Así, el grupo —y por extensión, su amistad como modalidad de convivencia— se situó, tanto de manera temporal como espacial. En este sentido, el seminario podría ser también la ocasión de hablar de la circulación de muchos de sus miembros que no solo pasaban por el número 5 de la Rue Saint-Benoît, sino que también se movían por diversos paisajes geopolíticos de la época: Italia, Polonia, Cuba, geografías poscoloniales, etcétera. Asimismo, prestaremos atención a los numerosos acontecimientos clave en torno a los cuales se configuró el grupo, adoptando cada vez configuraciones específicas; desde Morin y Mascolo entrevistando a Vittorini en el verano de 1947, pasando por las sesiones de escritura con los estudiantes de la Sorbona en 1968, hasta llegar al inquietante cuestionamiento del “papel del intelectual” en un escenario mundial que se transforma velozmente. También vale la pena examinar el campo gravitacional de estas actividades, la forma en que influyen efectivamente en las trayectorias de muchos que no estaban directamente relacionados con el grupo.

Como tal “Nº 5 rue Saint-Benoît” puede que no sea más que un nombre precario, fácil de descartar como cosa del pasado, pero necesario de redescubrir por el potencial que aún ofrece. Este es el comienzo de la respuesta a la pregunta: ¿por qué? ¿Por qué preocuparse hoy por este grupo, más allá de los clichés recogidos por los grandes nombres de pila canonizados como Blanchot y Duras, por ejemplo? ¿Por qué molestarse con el ángel sonriente de Antelme, o con la figura del testarudo (ese entêtement que aún no se ha leído junto al coup de tête)? No se puede tratar de producir una nueva exégesis histórica destinada a acumular polvo en una biblioteca universitaria, ni de pretender fijar un retrato definitivo, como el entomólogo que fija sobre un cartón lo que alguna vez fueron insectos alegremente danzantes. Porque si Saint-Benoît fue el nombre fugaz de una situación en constante cambio, nuestro propio lugar se caracteriza por la búsqueda de un lenguaje que al nombrarlo tiene el riesgo de corromperlo. ¿Existe alguna manera de nombrar cómo estamos juntos hoy sin usar la palabra “política”? ¿Cómo rescatar una palabra como “revolución” para dotarla de una nueva movilidad? ¿Realmente nuestra situación actual permite tales desplazamientos? Como sugirió una vez Blanqui: “Nada es tan engañoso como una situación, porque nada es tan cambiante [móvil]”.[11]

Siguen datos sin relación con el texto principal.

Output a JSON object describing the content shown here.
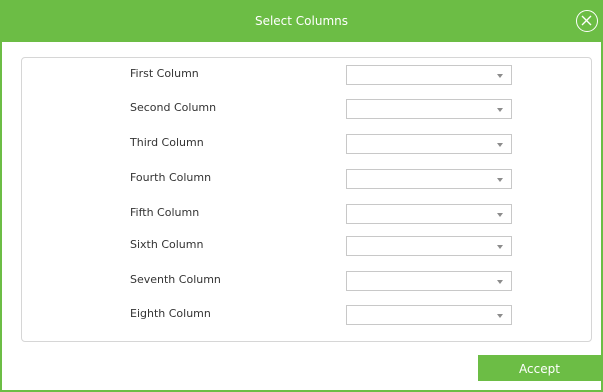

Si el pensamiento es una experiencia, entonces circula. Nunca buscar sedar, sino inquietar. Su sitio privilegiado no es una parada donde uno podría detenerse, sino un umbral a través del cual ideas, afectos, sensibilidades transitan, chocan y se transforman. No se trata de una obra (oeuvre), lograda de una vez por todas, sino de una “inquieta desobra”, por decirlo con las palabras de Marguerite Duras. Esta distancia no implica obsolescencia ni alienación. Por el contrario, es un vibrante “entre”; un lugar donde aquellos que se niegan a contentarse ante el triste “estado de cosas” pueden encontrarse, a través de siglos y paisajes lingüísticos, en una morada sin hogar, separados; y, sin embargo, también juntos.

 

 

Notas:

  1. Jane Winston, “Autour de la rue Saint-Benoît: An Interview with Dionys Mascolo”, Contemporary French Culture, V.18, 1994, p. 206.
  2. Gerardo Muñoz, “Quatre positions de refus”, Entêtement, marzo 2022: https://entetement.com/quatre-positions-de-refus
  3. Theodor W. Adorno, Minima moralia: Reflections on a damaged life, Verso, 2005), p. 163.
  4. Gilles Deleuze y Félix Guattari, What Is Philosophy?, Columbia University Press, 1994, p. 3.
  5. Philippe Theophanidis, “Communismus der Geister: Sources, Translations, Discussions”, 2022,: https://aphelis.net/communismus-der-geister/
  6. Friedrich Hölderlin, “Fiesta de Paz”, en Cantos hespéricos, La Laguna de Campoma, 2016, Traducción y versiones libres de Veronica Jaffé, p. 93.
  7. Marguerites Duras, The Suspended Passion: Interviews, Seagull Books, 2016, p. 149.
  8. Ibid., p. 71.
  9. Claude Roy, Nois, Gallimard, 1972, p. 119.
  10. Quelques agents du parti imaginaire. “Préface : À un ami”, en August Blanqui, Maintenant il faut des armes, La Fabrique, 2006, p. 19.
  11. Auguste Blanqui, Critique sociale, Félix Alcan, 1885, p. 211.